The unfathomable underworld uncovered in ‘Tickled’ is nothing to giggle about

Thursday 20th, October 2016 / 11:50
By Jennie Orton

VANCOUVER — One truth that has been irrefutable in the entirety of human existence is the presence, at all times, of very bad people whose relentlessly throbbing life goal is to do very bad things in dark corners where no one can find them. There has always been a fine line in the moral majority’s mind between these people and people who just prefer to live on the fringe and like what they like. David Farrier and Dylan Reeve attempt to show you the former in their documentary Tickled, but in the process of incredulously shining the light on a real story of extortion and terrorism, they topple over that line and include an innocent group of fetishists in the thesis.

Tickled is a tale of tickling competitions. One should stop short of saying “it’s exactly what it sounds like,” however, because it really isn’t. Unbeknownst to most of us, whom mostly left our tickling years behind us long ago, tickling has grown into a subgenre for fetishists and there is now a booming worldwide network of tickling competitions that can fetch a pretty penny for any strapping young gentleman who is willing to be bound to a mattress and caught giggling on camera.

Like most kink, this should fall into the “to each their own” category, but like with many things there has to be someone who ruins it for everyone. That someone: Jane O’Brien Media. Jane O’Brien Media is the Svengali at the helm of the most insidious network of tickling videos online and as the film details, goes to great lengths to acquire and then systematically haunt the lives of the participants.

O’Brien’s easy money offers are much like the real-life version of those ads you used to click on, before you understood the Internet, that would unleash a Trojan horse of expensive misery onto your iMac. Young men sign up, for various reasons, to be tickled on screen under the assumption that a) the money is good and easy, and b) the videos are for personal use only, or in some cases for use for the laughably ludicrous purpose of military torture tactical training, and will never be unleashed onto the cesspool of regrets that is the world wide web.

Turns out only the first part of that deal was actually true.

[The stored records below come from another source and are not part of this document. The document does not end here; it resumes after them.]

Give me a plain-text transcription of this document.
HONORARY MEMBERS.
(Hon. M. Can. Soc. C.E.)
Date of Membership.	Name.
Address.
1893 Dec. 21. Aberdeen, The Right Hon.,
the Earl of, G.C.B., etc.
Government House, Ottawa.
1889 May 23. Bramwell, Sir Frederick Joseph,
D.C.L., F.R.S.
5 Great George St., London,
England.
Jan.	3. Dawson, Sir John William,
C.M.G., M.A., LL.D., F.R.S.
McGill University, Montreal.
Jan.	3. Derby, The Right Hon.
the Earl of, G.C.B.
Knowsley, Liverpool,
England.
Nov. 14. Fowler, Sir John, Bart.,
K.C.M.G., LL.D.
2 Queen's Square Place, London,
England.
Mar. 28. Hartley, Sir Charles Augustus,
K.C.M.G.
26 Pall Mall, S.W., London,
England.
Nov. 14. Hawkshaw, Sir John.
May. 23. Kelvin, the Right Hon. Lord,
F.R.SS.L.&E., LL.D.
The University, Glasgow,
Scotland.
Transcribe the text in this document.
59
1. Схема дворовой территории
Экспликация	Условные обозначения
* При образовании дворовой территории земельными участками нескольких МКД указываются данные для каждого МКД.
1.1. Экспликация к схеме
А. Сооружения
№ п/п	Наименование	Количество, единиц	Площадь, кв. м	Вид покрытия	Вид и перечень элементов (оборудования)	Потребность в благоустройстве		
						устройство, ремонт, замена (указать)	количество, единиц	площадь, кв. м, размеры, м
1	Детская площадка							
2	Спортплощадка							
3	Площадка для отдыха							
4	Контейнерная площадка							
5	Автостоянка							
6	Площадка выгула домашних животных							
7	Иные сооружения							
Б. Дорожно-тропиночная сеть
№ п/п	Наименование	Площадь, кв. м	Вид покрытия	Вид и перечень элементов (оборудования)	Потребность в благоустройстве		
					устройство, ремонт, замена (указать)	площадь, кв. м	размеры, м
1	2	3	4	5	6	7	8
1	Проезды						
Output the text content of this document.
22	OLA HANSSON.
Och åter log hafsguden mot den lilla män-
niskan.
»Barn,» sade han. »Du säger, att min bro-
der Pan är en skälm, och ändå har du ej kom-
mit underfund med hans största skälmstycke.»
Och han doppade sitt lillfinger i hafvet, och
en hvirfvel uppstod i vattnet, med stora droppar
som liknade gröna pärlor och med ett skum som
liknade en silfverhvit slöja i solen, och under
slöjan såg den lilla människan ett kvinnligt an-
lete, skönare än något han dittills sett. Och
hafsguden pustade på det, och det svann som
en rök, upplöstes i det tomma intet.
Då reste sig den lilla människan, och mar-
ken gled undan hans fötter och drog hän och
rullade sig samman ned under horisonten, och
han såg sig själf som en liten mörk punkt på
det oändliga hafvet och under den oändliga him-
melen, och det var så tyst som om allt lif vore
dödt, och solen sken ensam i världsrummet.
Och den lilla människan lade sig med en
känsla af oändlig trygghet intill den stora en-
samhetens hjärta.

Upon realizing the videos are being broadcast online, the participants and anyone who facilitated their involvement in the videos attempts to have them irradiated are swiftly met with threats, abuse, and an almost Joker level of harassment (the exhausting and ugly Jared Leto kind, to be certain).

This is an injustice that never would have seen the light of day had it not been for Farrier and his attempts to contact O’Brien, very innocently at first, to document the competitive tickling world in a documentary. What follows is an almost surreal barrage of hateful emails designed to discourage further digging, at times referencing Farrier’s budding career and Reeve’s family in the threats.

Farrier, and at this point the audience, wonder aloud: “all of this over some tickling.”

But it’s just not about tickling. What unravels is a story of perversion, but not the perversion of the tickling fetish, in fact the perversion of privilege. And this alone is a compelling enough tale to go on.

Where the film suffers is the filmmakers’ obvious judgement of the fetish itself. When witnessing a filming at the home of reputable fetish filmmaker David Starr, Farrier winces in near disgust at the proceedings. In fact Starr himself is not a grand spokesman for fetishists who aren’t sociopathic blackmailers. So in the process of trying to paint an accurately creepy portrait of the villain of the story, Farrier villainizes the kink and the film begins to paint an underbelly that is about a mile too long.

What could’ve been a story about blue bloods with blood on their hands, and how easy it is for them to hide such a thing under expensive gloves, ends up being a one-sided shock tale about a world not many of us knew existed. And what has made it so hard for fringe groups to be who they are without suffering judgement is the act, by those observing, of highlighting the bad apples in our spotlights.

If Farrier had taken a more balanced view of the world he was looking into, we may have ended up with a more compelling tale of corruption and the sociology of privilege. Instead we ended up as voyeurs like people learning about the Barnum and Bailey’s freak shows, pretending we find it tragic when really nothing has changed.

So in the end, just like a tickling video to anyone but the film’s antagonist, this one leaves you scratching your head and pretty unsatisfied.